福島事故セシウム 隅田川の底に続く蓄積 本紙調査

 東京電力福島第一原発事故の放射能汚染問題で、本紙が新たに東京の都心部を流れる隅田川の底土を調査したところ、かなり高い濃度の放射性セシウムが長期的にたまり続ける可能性の高いことが分かった。川は大きく蛇行し、流れが緩いことが大きく影響しているとみられる。

濃度高まる中流域 蛇行や緩い流れ影響か

 本紙は首都圏の湖沼や東京湾、福島県の農地などで汚染の調査を続け、今回が六回目。
 十月から十二月にかけ、隅田川最上流部の岩淵水門(東京都北区)から日の出桟橋(港区)まで八地点(橋では左右両岸)で底土を採取。
 荒川は九月に実施した河口部に加え、埼玉県秩父市まで採取した。底土は乾燥させた後、それぞれ八時間かけ、セシウムの放射能濃度を測定した。
 その結果、荒川は河口域で一キログラム当たり三〇〇ベクレルを超える汚染が確認されたが、さかのぼっていくと濃度が急速に低下。
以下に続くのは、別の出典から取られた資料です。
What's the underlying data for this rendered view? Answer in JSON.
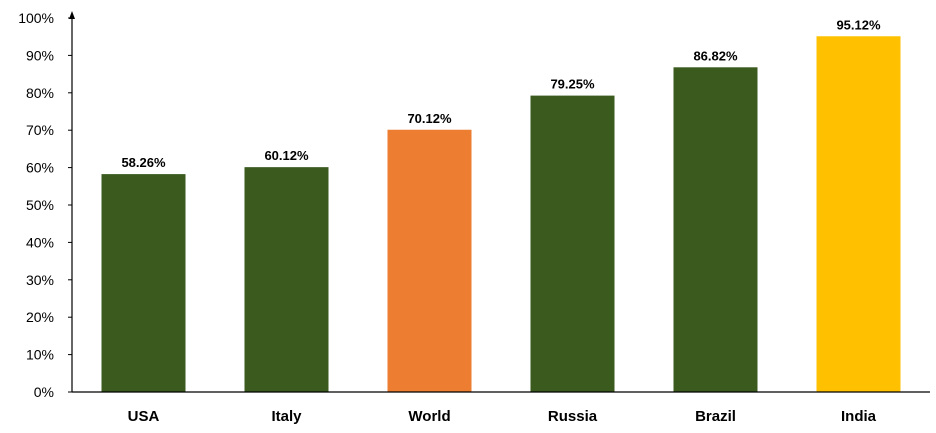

河口部から約十七キロの江北橋(足立区)では一〇〇ベクレルを下回り、もっと上流部では五〇ベクレルを下回るレベルだった(詳細は分析中)。
 一方、隅田川は一四六~三七八ベクレルと全般的に濃度が高く、浅草周辺などの中流域が高かった。水がよどみやすい蛇行部の内側は濃度が高くなる傾向も確認された。
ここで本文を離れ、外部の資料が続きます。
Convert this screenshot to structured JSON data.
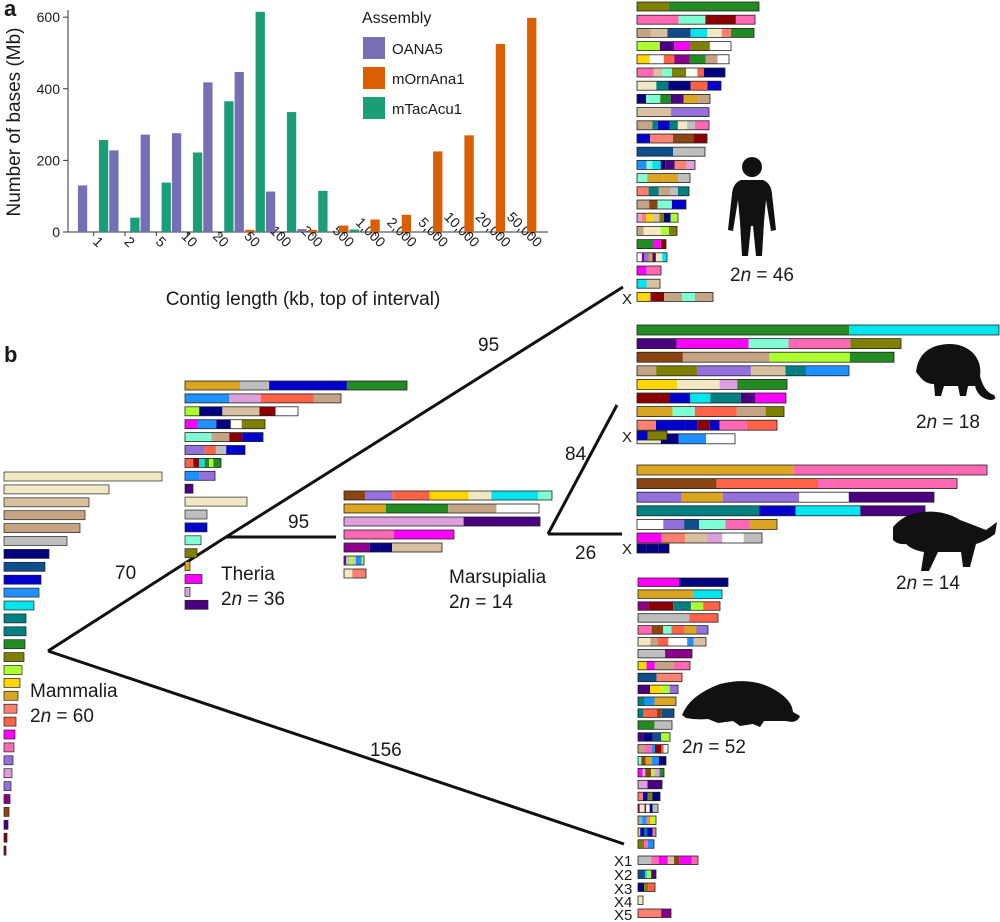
{
  "panel_a_label": "a",
  "panel_b_label": "b",
  "chart_data": {
    "type": "bar",
    "title": "",
    "xlabel": "Contig length (kb, top of interval)",
    "ylabel": "Number of bases (Mb)",
    "ylim": [
      0,
      620
    ],
    "y_ticks": [
      0,
      200,
      400,
      600
    ],
    "categories": [
      "1",
      "2",
      "5",
      "10",
      "20",
      "50",
      "100",
      "200",
      "500",
      "1,000",
      "2,000",
      "5,000",
      "10,000",
      "20,000",
      "50,000"
    ],
    "legend_title": "Assembly",
    "legend_position": "top-center",
    "grid": false,
    "series": [
      {
        "name": "OANA5",
        "color": "#7570b3",
        "values": [
          130,
          228,
          272,
          276,
          418,
          447,
          113,
          8,
          0,
          0,
          0,
          0,
          0,
          0,
          0
        ]
      },
      {
        "name": "mOrnAna1",
        "color": "#d95f02",
        "values": [
          0,
          0,
          0,
          0,
          0,
          6,
          0,
          6,
          18,
          35,
          48,
          225,
          270,
          525,
          598
        ]
      },
      {
        "name": "mTacAcu1",
        "color": "#1b9e77",
        "values": [
          257,
          40,
          138,
          222,
          365,
          615,
          335,
          115,
          7,
          0,
          0,
          0,
          0,
          0,
          0
        ]
      }
    ]
  },
  "tree": {
    "branch_lengths": {
      "human": "95",
      "marsupialia": "95",
      "opossum": "84",
      "devil": "26",
      "theria": "70",
      "platypus": "156"
    },
    "nodes": {
      "mammalia": {
        "name": "Mammalia",
        "prefix": "2",
        "italic": "n",
        "value": " = 60"
      },
      "theria": {
        "name": "Theria",
        "prefix": "2",
        "italic": "n",
        "value": " = 36"
      },
      "marsupialia": {
        "name": "Marsupialia",
        "prefix": "2",
        "italic": "n",
        "value": " = 14"
      }
    },
    "species": {
      "human": {
        "prefix": "2",
        "italic": "n",
        "value": " = 46",
        "x_label": "X"
      },
      "opossum": {
        "prefix": "2",
        "italic": "n",
        "value": " = 18",
        "x_label": "X"
      },
      "devil": {
        "prefix": "2",
        "italic": "n",
        "value": " = 14",
        "x_label": "X"
      },
      "platypus": {
        "prefix": "2",
        "italic": "n",
        "value": " = 52",
        "x_labels": [
          "X1",
          "X2",
          "X3",
          "X4",
          "X5"
        ]
      }
    }
  },
  "palette": [
    "#f2e8c4",
    "#d8c0a0",
    "#c4a484",
    "#bebebe",
    "#000080",
    "#104e8b",
    "#0000cd",
    "#1e90ff",
    "#00e5ee",
    "#7fffd4",
    "#008080",
    "#228b22",
    "#808000",
    "#adff2f",
    "#ffd700",
    "#daa520",
    "#fa8072",
    "#ff6347",
    "#ff00ff",
    "#ff69b4",
    "#9370db",
    "#dda0dd",
    "#8b008b",
    "#8b4513",
    "#4b0082",
    "#8b0000",
    "#ffffff"
  ],
  "silhouette_color": "#111111"
}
 測定結果について、独協医科大の木村真三准教授(放射線衛生学)は「水量と流れのある荒川は、放射性物質が一気に河口部まで運ばれた。隅田川は流れも緩く、大雨で徐々に海に運ばれていくとしても、濃度が下がるには長い年月がかかる。今後は半減期が三十年と長いセシウム137が汚染の中心となる。市民が底土に触れる機会は少ないだろうが、水がよどむ部分や河口域がどうなっていくのか、監視が重要になる」と分析した。